Aunt Ada Doom-esque wife Joy (an absolutely on point Veronica Roberts) is tiring of self-imposed, grief-stricken incarceration—and probably boiled eggs—after 30 years in an armchair (don’t go there on the obvious questions though that perhaps explains the breakfast choice).

Thirty years ago this very day, 12-year-old Bobby disappeared while playing in the Blasted Oak and he still hasn’t turned up despite the annual offering of Grizzle’s special pasties (complete with that ‘je neigh bray quoi’). With the sudden worrying absence of her only delight—a cute furry donkey in the distant meadow viewed from the soon to be boarded up window—it is time to return to the real world. Much to Stan’s dismay.

William Hartley plays puppetmaster Grose, catapulted into this fetid mire struggling to understand how, as writer, that can be. With tremendous eyebrow acting, bewilderment gives way to horror as his unfinished story is hijacked and the tables are turned. Confused? It works.

Add Joe Shire as the original perpetrator behind the headlines and his (unsatisfactory) story plus tremendous roaming musician and bit player Dom Coyote and all the ingredients are assembled for a cracking show.
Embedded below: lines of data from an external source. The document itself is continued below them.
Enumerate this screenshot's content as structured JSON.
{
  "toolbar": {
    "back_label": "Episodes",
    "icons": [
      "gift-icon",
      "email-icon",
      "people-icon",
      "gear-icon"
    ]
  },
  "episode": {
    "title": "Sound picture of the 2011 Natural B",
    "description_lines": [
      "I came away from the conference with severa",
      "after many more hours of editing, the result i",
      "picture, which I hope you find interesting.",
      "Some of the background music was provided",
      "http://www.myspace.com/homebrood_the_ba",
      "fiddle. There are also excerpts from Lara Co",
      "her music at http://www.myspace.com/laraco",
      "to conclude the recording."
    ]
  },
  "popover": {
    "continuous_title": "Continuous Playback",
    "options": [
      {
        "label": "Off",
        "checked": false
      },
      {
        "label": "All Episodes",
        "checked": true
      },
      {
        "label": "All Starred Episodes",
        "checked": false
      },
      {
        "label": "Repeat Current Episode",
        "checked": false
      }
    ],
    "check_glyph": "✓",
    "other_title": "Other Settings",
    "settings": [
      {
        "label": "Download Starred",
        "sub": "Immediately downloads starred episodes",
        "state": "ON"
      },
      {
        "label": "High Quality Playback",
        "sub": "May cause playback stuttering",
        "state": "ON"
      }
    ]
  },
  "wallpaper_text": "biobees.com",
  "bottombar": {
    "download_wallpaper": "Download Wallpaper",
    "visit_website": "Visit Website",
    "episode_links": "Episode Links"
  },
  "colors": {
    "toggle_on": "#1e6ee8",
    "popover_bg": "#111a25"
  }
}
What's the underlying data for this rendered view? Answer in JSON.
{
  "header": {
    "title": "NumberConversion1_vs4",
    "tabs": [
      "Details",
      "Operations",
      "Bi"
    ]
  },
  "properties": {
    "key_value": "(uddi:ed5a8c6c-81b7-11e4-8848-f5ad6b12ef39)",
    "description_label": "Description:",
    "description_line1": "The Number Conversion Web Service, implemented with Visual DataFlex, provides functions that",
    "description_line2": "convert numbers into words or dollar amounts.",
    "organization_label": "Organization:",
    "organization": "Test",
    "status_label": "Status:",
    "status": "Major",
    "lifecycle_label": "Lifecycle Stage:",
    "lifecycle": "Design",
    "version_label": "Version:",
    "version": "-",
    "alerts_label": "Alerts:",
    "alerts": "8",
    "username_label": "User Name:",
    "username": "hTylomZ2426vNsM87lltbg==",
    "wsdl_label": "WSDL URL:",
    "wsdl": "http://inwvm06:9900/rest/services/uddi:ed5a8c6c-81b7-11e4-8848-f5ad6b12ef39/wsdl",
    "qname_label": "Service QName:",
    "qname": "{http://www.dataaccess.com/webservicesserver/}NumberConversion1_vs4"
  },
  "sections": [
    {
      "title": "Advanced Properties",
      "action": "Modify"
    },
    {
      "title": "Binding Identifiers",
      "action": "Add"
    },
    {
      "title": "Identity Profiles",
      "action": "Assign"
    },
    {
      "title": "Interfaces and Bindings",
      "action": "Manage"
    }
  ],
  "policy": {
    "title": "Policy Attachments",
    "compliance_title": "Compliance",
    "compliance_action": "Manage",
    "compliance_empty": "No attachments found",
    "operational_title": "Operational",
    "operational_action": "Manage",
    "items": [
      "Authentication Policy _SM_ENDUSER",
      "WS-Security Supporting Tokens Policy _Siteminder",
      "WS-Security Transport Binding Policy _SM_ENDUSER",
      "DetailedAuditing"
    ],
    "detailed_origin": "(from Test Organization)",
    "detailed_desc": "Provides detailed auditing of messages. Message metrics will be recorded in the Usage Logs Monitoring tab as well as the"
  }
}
But somehow it misses the mark. Some overlong speeches, clunky delivery and oh so many frustratingly unanswered questions (or are those loose threads cunningly indicative of the switch of controlling mind?) are offset by some delightful moments, a talented cast and Bob Bailey’s all-encompassing set: two raised platforms, empty space between strewn with hay bales for the audience to meander about—no seating here, wear comfy shoes—and a brilliant upper storey abattoir production line. And hats off to Coyote’s, at times sickeningly heart-wrenching, sound design.

Interesting idea, botched execution.